Marcel Gohsen and Benno Stein from Bauhaus-Universität Weimar present a comprehensive approach to alleviating the challenges of knowledge graph (KG) construction from unstructured text—a complex but essential process in various information retrieval applications. They introduce WAKA, a web application enabling domain experts to create knowledge graphs using natural language, thereby levering experts' familiarity with their own domain language.

WAKA: The Web Application

WAKA is designed with a user-friendly authoring interface comprising two primary components: a text editor and an interactive graph visualization. Its main advantage is the ability to link entities and relationships to Wikidata entries while permitting the addition of new elements. Users can write or import text which WAKA processes to construct a proposed KG that can be further edited and expanded upon through the interface. This integration of automated processes and human oversight ensures that domain experts can refine the automatically generated KGs accurately and efficiently.

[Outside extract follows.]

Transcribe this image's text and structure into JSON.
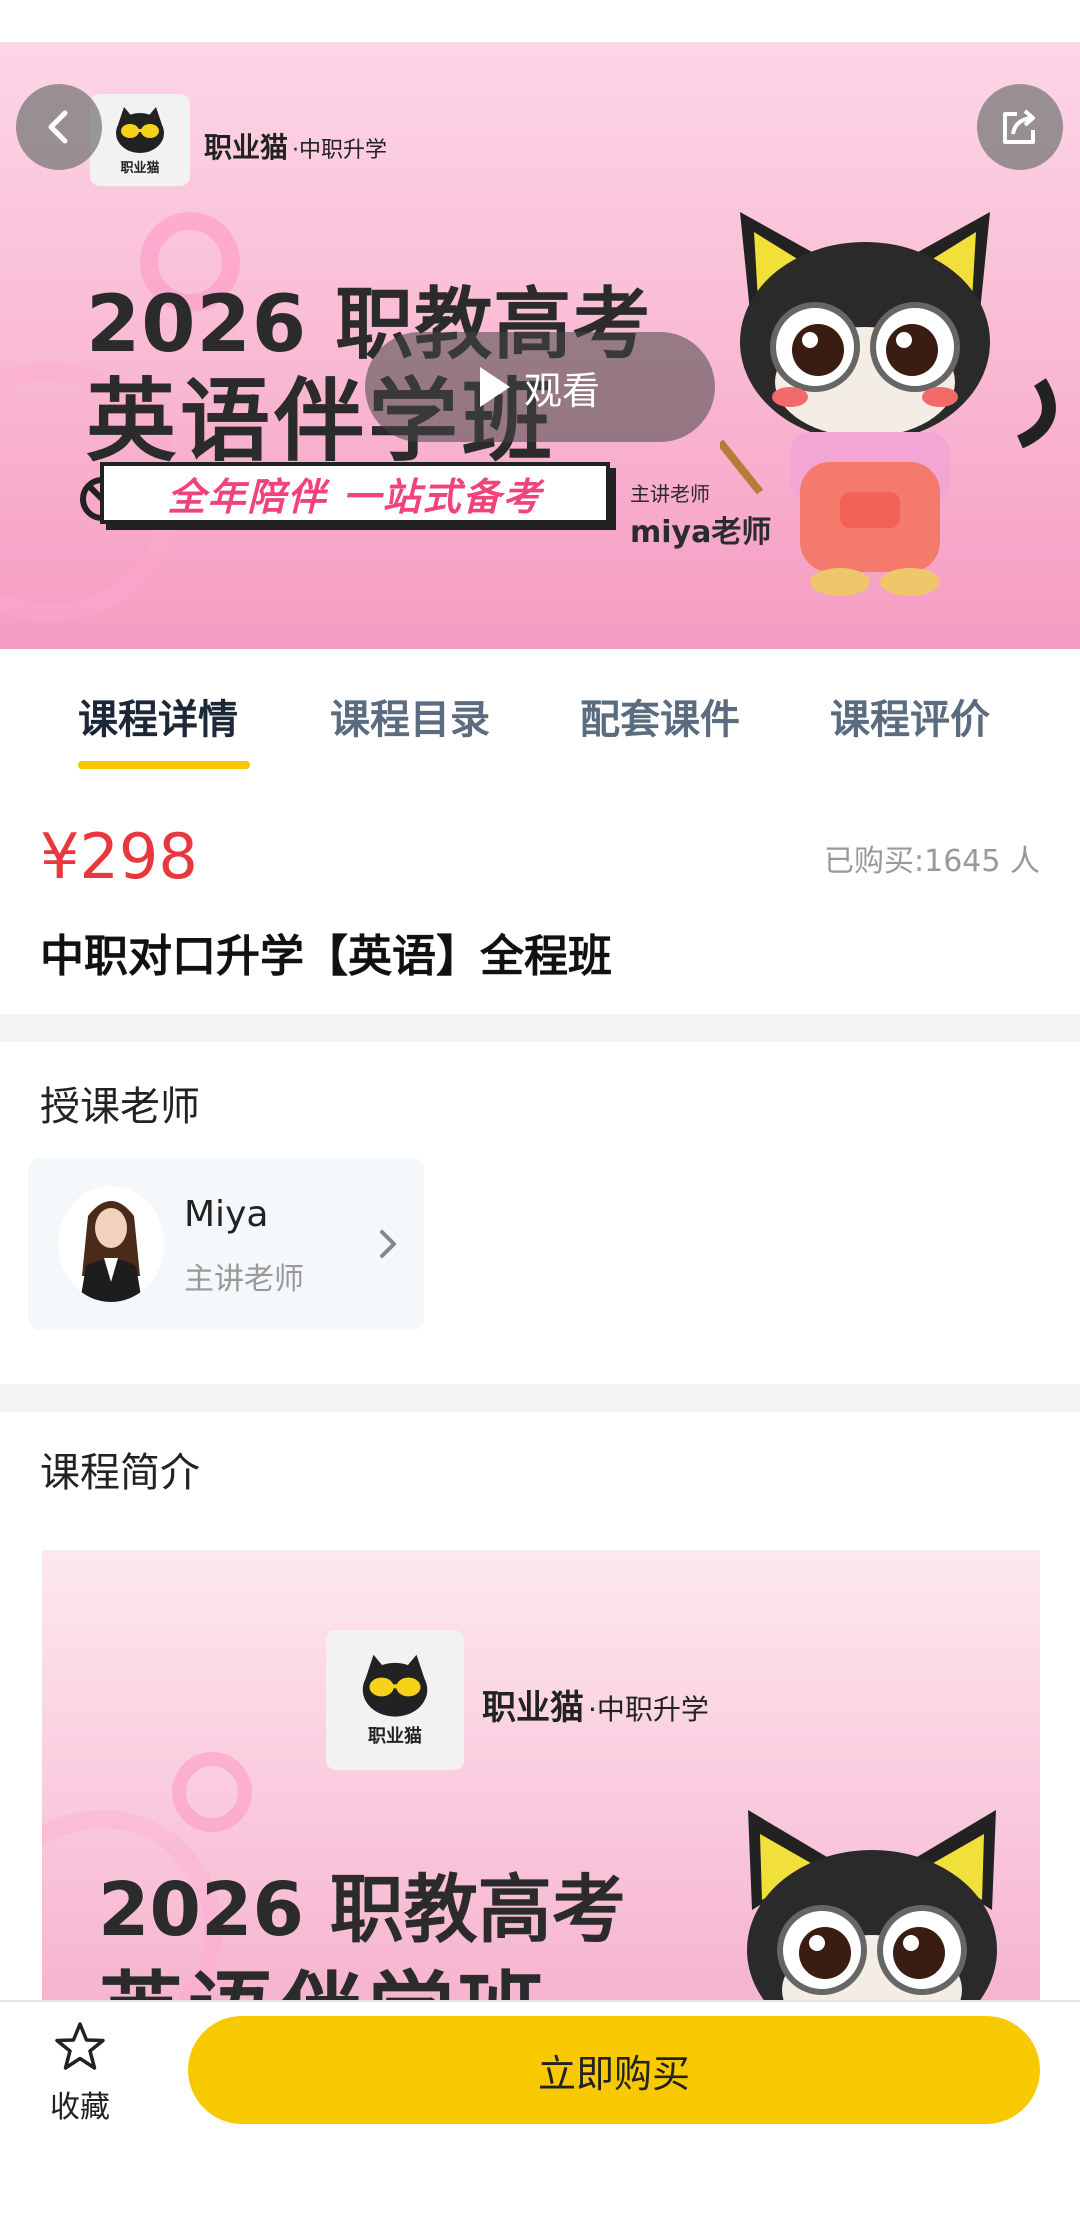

Knowledge Graph Construction Algorithm

The paper discusses the algorithmic intricacies of WAKA's knowledge graph creation, detailing a three-part process encompassing entity discovery, relationship extraction, and knowledge fusion. To start, the entity discovery pipeline identifies named entities in the text, seeking high recall to provide an extensive pool of entities for the later stages. Then, the relationship extraction pipeline, spearheaded by the mREBEL tool, extracts triples representing semantic relations grounded in Wikidata's ontology. In the knowledge fusion phase, these components are synthesized to build the resulting KG, represented in the RDF format.

The entity discovery process employs various named entity recognition models and ranks entities by relevance, considering the match quality of mention and context. For relationship extraction, the approach uses mREBEL due to its alignment with Wikipedia abstracts and Wikidata relations. The knowledge fusion step completes the construction by drawing subjects and objects from the entity pool to form precise RDF triples.

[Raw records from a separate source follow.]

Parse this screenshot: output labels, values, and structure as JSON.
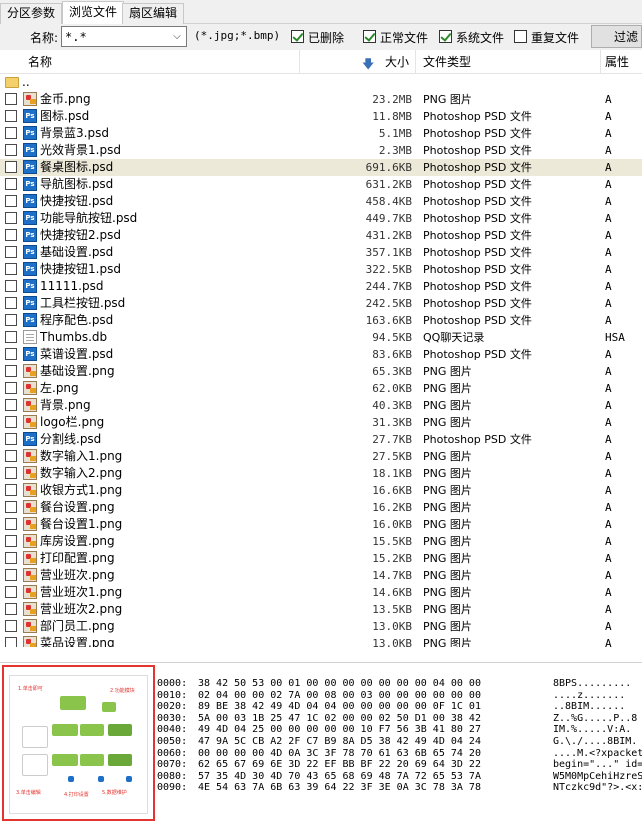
{
  "tabs": [
    {
      "label": "分区参数",
      "active": false
    },
    {
      "label": "浏览文件",
      "active": true
    },
    {
      "label": "扇区编辑",
      "active": false
    }
  ],
  "filter": {
    "name_label": "名称:",
    "name_value": "*.*",
    "ext_hint": "(*.jpg;*.bmp)",
    "checks": [
      {
        "label": "已删除",
        "checked": true
      },
      {
        "label": "正常文件",
        "checked": true
      },
      {
        "label": "系统文件",
        "checked": true
      },
      {
        "label": "重复文件",
        "checked": false
      }
    ],
    "button_label": "过滤"
  },
  "columns": {
    "name": "名称",
    "size": "大小",
    "type": "文件类型",
    "attr": "属性"
  },
  "parent_row": {
    "name": ".."
  },
  "files": [
    {
      "name": "金币.png",
      "size": "23.2MB",
      "type": "PNG 图片",
      "attr": "A",
      "icon": "png"
    },
    {
      "name": "图标.psd",
      "size": "11.8MB",
      "type": "Photoshop PSD 文件",
      "attr": "A",
      "icon": "psd"
    },
    {
      "name": "背景蓝3.psd",
      "size": "5.1MB",
      "type": "Photoshop PSD 文件",
      "attr": "A",
      "icon": "psd"
    },
    {
      "name": "光效背景1.psd",
      "size": "2.3MB",
      "type": "Photoshop PSD 文件",
      "attr": "A",
      "icon": "psd"
    },
    {
      "name": "餐桌图标.psd",
      "size": "691.6KB",
      "type": "Photoshop PSD 文件",
      "attr": "A",
      "icon": "psd",
      "selected": true
    },
    {
      "name": "导航图标.psd",
      "size": "631.2KB",
      "type": "Photoshop PSD 文件",
      "attr": "A",
      "icon": "psd"
    },
    {
      "name": "快捷按钮.psd",
      "size": "458.4KB",
      "type": "Photoshop PSD 文件",
      "attr": "A",
      "icon": "psd"
    },
    {
      "name": "功能导航按钮.psd",
      "size": "449.7KB",
      "type": "Photoshop PSD 文件",
      "attr": "A",
      "icon": "psd"
    },
    {
      "name": "快捷按钮2.psd",
      "size": "431.2KB",
      "type": "Photoshop PSD 文件",
      "attr": "A",
      "icon": "psd"
    },
    {
      "name": "基础设置.psd",
      "size": "357.1KB",
      "type": "Photoshop PSD 文件",
      "attr": "A",
      "icon": "psd"
    },
    {
      "name": "快捷按钮1.psd",
      "size": "322.5KB",
      "type": "Photoshop PSD 文件",
      "attr": "A",
      "icon": "psd"
    },
    {
      "name": "11111.psd",
      "size": "244.7KB",
      "type": "Photoshop PSD 文件",
      "attr": "A",
      "icon": "psd"
    },
    {
      "name": "工具栏按钮.psd",
      "size": "242.5KB",
      "type": "Photoshop PSD 文件",
      "attr": "A",
      "icon": "psd"
    },
    {
      "name": "程序配色.psd",
      "size": "163.6KB",
      "type": "Photoshop PSD 文件",
      "attr": "A",
      "icon": "psd"
    },
    {
      "name": "Thumbs.db",
      "size": "94.5KB",
      "type": "QQ聊天记录",
      "attr": "HSA",
      "icon": "db"
    },
    {
      "name": "菜谱设置.psd",
      "size": "83.6KB",
      "type": "Photoshop PSD 文件",
      "attr": "A",
      "icon": "psd"
    },
    {
      "name": "基础设置.png",
      "size": "65.3KB",
      "type": "PNG 图片",
      "attr": "A",
      "icon": "png"
    },
    {
      "name": "左.png",
      "size": "62.0KB",
      "type": "PNG 图片",
      "attr": "A",
      "icon": "png"
    },
    {
      "name": "背景.png",
      "size": "40.3KB",
      "type": "PNG 图片",
      "attr": "A",
      "icon": "png"
    },
    {
      "name": "logo栏.png",
      "size": "31.3KB",
      "type": "PNG 图片",
      "attr": "A",
      "icon": "png"
    },
    {
      "name": "分割线.psd",
      "size": "27.7KB",
      "type": "Photoshop PSD 文件",
      "attr": "A",
      "icon": "psd"
    },
    {
      "name": "数字输入1.png",
      "size": "27.5KB",
      "type": "PNG 图片",
      "attr": "A",
      "icon": "png"
    },
    {
      "name": "数字输入2.png",
      "size": "18.1KB",
      "type": "PNG 图片",
      "attr": "A",
      "icon": "png"
    },
    {
      "name": "收银方式1.png",
      "size": "16.6KB",
      "type": "PNG 图片",
      "attr": "A",
      "icon": "png"
    },
    {
      "name": "餐台设置.png",
      "size": "16.2KB",
      "type": "PNG 图片",
      "attr": "A",
      "icon": "png"
    },
    {
      "name": "餐台设置1.png",
      "size": "16.0KB",
      "type": "PNG 图片",
      "attr": "A",
      "icon": "png"
    },
    {
      "name": "库房设置.png",
      "size": "15.5KB",
      "type": "PNG 图片",
      "attr": "A",
      "icon": "png"
    },
    {
      "name": "打印配置.png",
      "size": "15.2KB",
      "type": "PNG 图片",
      "attr": "A",
      "icon": "png"
    },
    {
      "name": "营业班次.png",
      "size": "14.7KB",
      "type": "PNG 图片",
      "attr": "A",
      "icon": "png"
    },
    {
      "name": "营业班次1.png",
      "size": "14.6KB",
      "type": "PNG 图片",
      "attr": "A",
      "icon": "png"
    },
    {
      "name": "营业班次2.png",
      "size": "13.5KB",
      "type": "PNG 图片",
      "attr": "A",
      "icon": "png"
    },
    {
      "name": "部门员工.png",
      "size": "13.0KB",
      "type": "PNG 图片",
      "attr": "A",
      "icon": "png"
    },
    {
      "name": "菜品设置.png",
      "size": "13.0KB",
      "type": "PNG 图片",
      "attr": "A",
      "icon": "png"
    }
  ],
  "hex": {
    "offsets": [
      "0000:",
      "0010:",
      "0020:",
      "0030:",
      "0040:",
      "0050:",
      "0060:",
      "0070:",
      "0080:",
      "0090:"
    ],
    "bytes": [
      "38 42 50 53 00 01 00 00 00 00 00 00 00 04 00 00",
      "02 04 00 00 02 7A 00 08 00 03 00 00 00 00 00 00",
      "89 BE 38 42 49 4D 04 04 00 00 00 00 00 0F 1C 01",
      "5A 00 03 1B 25 47 1C 02 00 00 02 50 D1 00 38 42",
      "49 4D 04 25 00 00 00 00 00 10 F7 56 3B 41 80 27",
      "47 9A 5C CB A2 2F C7 B9 8A D5 38 42 49 4D 04 24",
      "00 00 00 00 4D 0A 3C 3F 78 70 61 63 6B 65 74 20",
      "62 65 67 69 6E 3D 22 EF BB BF 22 20 69 64 3D 22",
      "57 35 4D 30 4D 70 43 65 68 69 48 7A 72 65 53 7A",
      "4E 54 63 7A 6B 63 39 64 22 3F 3E 0A 3C 78 3A 78"
    ],
    "ascii": [
      "8BPS.........",
      "....z.......",
      "..8BIM......",
      "Z..%G.....P..8",
      "IM.%.....V:A.",
      "G.\\./....8BIM.",
      "....M.<?xpacket",
      "begin=\"...\" id=",
      "W5M0MpCehiHzreS",
      "NTczkc9d\"?>.<x:"
    ]
  },
  "preview": {
    "notes": [
      "1.单击即可",
      "2.功能模块",
      "3.单击编辑",
      "4.打印设置",
      "5.数据维护"
    ]
  }
}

Quantitative Evaluation and Conclusion

The paper's quantitative evaluation highlights the performance of distinct KG construction components using the RED FM dataset, which aligns Wikipedia abstracts with Wikidata triples. It reveals that while the recall rates are satisfactory, precision requires enhancement—a finding that underscores the algorithm's complexity and ratifies the necessity for human input. The evaluation offers insights into the performance at the level of entity retrieval, reranking, and the natural language inference employed to check if triples can be inferred from text, which enhances the selection of highest-scoring triples for knowledge fusion.

In conclusion, WAKA serves as a significant step towards facilitating the creation of knowledge graphs from natural language, acknowledging the limitations of automated construction and emphasizing the essential role of human expertise in the refinement process. The introduction of this tool promises to streamline KG authoring, fostering subsequent advancements in domain-specific information systems.